The track ‘Cinnamon & Clove’ is a little bit of a change of pace from the rest of the album - it’s a downtempo vibey odd-time track, leaning more into spiritual-jazz territory. Don’t get me wrong, I love holding down 4-on-the-floor rhythms at dancefloor tempos, but when playing a full set it’s really refreshing to throw this one in the middle as a change of pace.
Tell me about the incredible musicians recruited to help make the record.
I really wanted to give everyone license to be themselves and inject their own sounds into the music, so I chose a team of people whose sounds I love and who I knew would nail the brief.

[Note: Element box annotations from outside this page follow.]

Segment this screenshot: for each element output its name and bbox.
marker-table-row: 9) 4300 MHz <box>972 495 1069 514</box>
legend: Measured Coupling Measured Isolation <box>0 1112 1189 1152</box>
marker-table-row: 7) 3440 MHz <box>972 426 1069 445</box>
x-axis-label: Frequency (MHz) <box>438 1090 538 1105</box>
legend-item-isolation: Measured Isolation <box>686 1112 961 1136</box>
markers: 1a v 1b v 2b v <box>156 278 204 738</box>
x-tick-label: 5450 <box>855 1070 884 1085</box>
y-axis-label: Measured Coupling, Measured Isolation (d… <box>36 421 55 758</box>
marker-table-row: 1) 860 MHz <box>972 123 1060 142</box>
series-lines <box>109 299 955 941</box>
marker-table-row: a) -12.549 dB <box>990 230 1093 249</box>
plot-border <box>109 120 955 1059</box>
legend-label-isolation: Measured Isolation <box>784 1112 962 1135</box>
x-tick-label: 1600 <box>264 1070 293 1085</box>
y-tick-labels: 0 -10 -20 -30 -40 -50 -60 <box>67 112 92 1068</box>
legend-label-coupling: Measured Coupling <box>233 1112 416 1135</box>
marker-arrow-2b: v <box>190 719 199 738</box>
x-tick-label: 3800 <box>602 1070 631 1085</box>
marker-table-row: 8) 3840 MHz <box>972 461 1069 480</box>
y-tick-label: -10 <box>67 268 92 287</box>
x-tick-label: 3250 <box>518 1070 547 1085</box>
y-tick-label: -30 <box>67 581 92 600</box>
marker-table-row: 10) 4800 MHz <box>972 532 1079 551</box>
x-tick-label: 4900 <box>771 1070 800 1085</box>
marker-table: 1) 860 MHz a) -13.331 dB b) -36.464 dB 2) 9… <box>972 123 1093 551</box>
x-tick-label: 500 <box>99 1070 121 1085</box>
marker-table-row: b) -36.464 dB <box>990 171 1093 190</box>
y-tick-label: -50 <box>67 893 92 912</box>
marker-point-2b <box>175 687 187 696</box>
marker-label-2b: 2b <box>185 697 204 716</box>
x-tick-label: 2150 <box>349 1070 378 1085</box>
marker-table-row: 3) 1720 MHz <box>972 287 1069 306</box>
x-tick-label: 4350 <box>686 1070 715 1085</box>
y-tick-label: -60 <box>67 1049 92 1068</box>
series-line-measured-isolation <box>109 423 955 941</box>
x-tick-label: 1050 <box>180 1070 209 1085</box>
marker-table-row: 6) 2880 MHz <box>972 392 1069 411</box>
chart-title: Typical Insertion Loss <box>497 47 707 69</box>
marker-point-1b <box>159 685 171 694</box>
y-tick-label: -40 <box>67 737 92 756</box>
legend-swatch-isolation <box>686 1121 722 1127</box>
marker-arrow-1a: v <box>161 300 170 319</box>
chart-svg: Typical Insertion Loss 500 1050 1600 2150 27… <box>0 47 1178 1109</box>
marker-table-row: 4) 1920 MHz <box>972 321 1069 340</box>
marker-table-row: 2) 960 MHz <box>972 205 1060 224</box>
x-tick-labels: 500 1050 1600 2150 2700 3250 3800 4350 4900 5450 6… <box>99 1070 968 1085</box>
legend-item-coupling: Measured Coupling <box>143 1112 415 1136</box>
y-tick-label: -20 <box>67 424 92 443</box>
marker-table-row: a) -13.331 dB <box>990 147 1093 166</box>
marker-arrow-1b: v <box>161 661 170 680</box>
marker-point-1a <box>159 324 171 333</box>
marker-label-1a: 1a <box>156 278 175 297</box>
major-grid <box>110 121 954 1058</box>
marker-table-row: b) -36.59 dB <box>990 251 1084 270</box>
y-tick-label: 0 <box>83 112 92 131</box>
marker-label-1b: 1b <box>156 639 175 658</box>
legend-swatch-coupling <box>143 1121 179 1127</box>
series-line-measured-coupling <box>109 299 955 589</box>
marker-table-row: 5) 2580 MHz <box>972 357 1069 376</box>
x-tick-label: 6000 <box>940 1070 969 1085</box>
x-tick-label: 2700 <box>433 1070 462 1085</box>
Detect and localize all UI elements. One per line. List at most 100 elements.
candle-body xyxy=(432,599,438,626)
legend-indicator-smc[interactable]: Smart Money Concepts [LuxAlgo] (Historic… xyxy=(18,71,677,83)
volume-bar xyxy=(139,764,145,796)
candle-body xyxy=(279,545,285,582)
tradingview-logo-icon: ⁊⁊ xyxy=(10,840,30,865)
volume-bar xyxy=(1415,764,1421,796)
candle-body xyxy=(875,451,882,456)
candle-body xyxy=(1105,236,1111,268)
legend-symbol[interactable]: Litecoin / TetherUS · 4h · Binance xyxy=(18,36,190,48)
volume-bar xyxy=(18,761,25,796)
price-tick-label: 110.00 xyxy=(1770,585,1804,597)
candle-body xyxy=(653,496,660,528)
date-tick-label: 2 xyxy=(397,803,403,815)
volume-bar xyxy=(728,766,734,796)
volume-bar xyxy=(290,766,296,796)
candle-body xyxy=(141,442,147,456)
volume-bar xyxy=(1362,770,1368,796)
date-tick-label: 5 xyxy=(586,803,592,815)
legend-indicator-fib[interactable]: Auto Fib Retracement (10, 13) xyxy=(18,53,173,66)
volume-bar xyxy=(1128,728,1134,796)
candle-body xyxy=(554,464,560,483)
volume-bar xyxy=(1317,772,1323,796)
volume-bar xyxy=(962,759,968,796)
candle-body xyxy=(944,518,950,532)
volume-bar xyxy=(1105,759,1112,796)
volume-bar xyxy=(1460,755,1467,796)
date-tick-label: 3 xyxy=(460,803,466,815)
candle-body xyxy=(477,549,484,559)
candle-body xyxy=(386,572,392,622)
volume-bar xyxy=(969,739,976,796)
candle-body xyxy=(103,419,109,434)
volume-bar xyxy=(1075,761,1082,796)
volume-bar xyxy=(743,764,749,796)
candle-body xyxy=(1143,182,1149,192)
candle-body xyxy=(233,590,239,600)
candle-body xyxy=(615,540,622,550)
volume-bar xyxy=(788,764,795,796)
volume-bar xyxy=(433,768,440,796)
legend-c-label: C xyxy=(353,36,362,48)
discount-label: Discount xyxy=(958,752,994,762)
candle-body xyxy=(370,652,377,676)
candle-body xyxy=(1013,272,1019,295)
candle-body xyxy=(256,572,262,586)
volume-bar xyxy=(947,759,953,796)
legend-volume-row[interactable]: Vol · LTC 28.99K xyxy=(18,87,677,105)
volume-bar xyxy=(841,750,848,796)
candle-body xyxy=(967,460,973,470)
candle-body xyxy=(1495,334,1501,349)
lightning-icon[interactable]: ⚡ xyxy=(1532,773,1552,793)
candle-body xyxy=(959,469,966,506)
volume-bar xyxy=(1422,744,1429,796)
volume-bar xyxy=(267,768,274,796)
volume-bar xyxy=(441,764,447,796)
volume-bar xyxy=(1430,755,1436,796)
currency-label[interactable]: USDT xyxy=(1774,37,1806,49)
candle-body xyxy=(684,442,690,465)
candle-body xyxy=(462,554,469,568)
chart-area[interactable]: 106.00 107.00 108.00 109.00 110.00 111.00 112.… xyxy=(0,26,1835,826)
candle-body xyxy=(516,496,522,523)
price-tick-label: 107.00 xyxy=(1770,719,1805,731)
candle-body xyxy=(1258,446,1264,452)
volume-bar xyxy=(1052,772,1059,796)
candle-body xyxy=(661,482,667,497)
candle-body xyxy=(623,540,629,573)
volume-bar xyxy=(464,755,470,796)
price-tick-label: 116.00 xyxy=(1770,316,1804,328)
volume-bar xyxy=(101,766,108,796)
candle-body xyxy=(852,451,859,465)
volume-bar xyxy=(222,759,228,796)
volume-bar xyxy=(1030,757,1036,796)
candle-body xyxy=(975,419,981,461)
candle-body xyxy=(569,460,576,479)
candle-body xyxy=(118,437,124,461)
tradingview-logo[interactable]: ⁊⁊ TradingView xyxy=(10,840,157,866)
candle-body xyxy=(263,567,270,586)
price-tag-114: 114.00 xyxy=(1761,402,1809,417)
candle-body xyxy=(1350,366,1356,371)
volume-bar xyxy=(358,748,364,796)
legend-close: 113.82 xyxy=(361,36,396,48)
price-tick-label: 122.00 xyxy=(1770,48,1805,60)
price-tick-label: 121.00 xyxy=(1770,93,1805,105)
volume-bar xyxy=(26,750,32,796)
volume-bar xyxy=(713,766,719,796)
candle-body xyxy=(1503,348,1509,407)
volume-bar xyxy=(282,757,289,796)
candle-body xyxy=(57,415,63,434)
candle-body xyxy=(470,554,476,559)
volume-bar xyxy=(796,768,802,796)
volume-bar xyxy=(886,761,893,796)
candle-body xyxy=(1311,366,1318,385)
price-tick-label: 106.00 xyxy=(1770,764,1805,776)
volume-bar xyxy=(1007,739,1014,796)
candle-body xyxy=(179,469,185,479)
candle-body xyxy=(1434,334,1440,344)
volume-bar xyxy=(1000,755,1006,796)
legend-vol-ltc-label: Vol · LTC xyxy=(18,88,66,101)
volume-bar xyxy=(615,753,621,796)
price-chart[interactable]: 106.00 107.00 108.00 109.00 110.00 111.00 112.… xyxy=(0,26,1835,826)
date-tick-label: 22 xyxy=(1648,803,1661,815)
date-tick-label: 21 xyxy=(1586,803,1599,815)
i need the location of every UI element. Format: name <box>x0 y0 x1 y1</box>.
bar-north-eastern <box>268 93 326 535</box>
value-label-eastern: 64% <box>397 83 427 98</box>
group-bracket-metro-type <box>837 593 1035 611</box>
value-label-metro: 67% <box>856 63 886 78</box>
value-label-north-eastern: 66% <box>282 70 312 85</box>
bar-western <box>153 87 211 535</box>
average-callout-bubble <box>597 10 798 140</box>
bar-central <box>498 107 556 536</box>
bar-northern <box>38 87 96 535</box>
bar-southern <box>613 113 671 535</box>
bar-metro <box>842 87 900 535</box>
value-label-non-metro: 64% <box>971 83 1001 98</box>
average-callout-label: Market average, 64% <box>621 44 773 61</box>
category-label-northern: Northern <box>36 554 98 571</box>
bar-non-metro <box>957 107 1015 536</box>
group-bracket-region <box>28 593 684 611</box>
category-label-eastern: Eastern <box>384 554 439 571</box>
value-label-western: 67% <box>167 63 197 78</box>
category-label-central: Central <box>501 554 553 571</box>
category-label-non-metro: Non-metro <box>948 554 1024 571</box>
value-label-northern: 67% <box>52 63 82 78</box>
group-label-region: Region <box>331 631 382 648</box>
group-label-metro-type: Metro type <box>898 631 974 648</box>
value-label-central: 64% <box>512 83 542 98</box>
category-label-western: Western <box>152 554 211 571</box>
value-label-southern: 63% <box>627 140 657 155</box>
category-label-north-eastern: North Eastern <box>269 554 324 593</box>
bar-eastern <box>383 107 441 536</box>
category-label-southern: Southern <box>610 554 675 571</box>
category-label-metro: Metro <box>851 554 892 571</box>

The core band was Erica Tucceri on flute, Finn Rees on keys, Dylan Paul on bass, and Lewis Moody engineering and mixing to pull the best sounds out of everyone.
What was it like collaborating with Cazeaux OSLO who features on lead single, ‘Life Is A Rhythm’?
I had already written the entire arrangement with his voice and style in mind as I knew he’d be the perfect fit. I sent him the instrumental demo and within a few days he sent back the entire verse, hook and all, which he absolutely nailed. He has such an incredible flow, feel, and delivery!
Beyond your Westbound appearance and album launch at The Lab, what’s next for you musically in 2025?
We have a quick run of shows in April across Aus to launch the new album! Right after these shows, we’re back in the studio to record eight new tracks I’ve just finished writing, and then heading back over to Europe/UK mid-year to tour the album over there.
Alexander Flood plays Westbound on March 15 and will launch ARTIFACTUAL RHYTHM on April 4 at The Lab, ILA.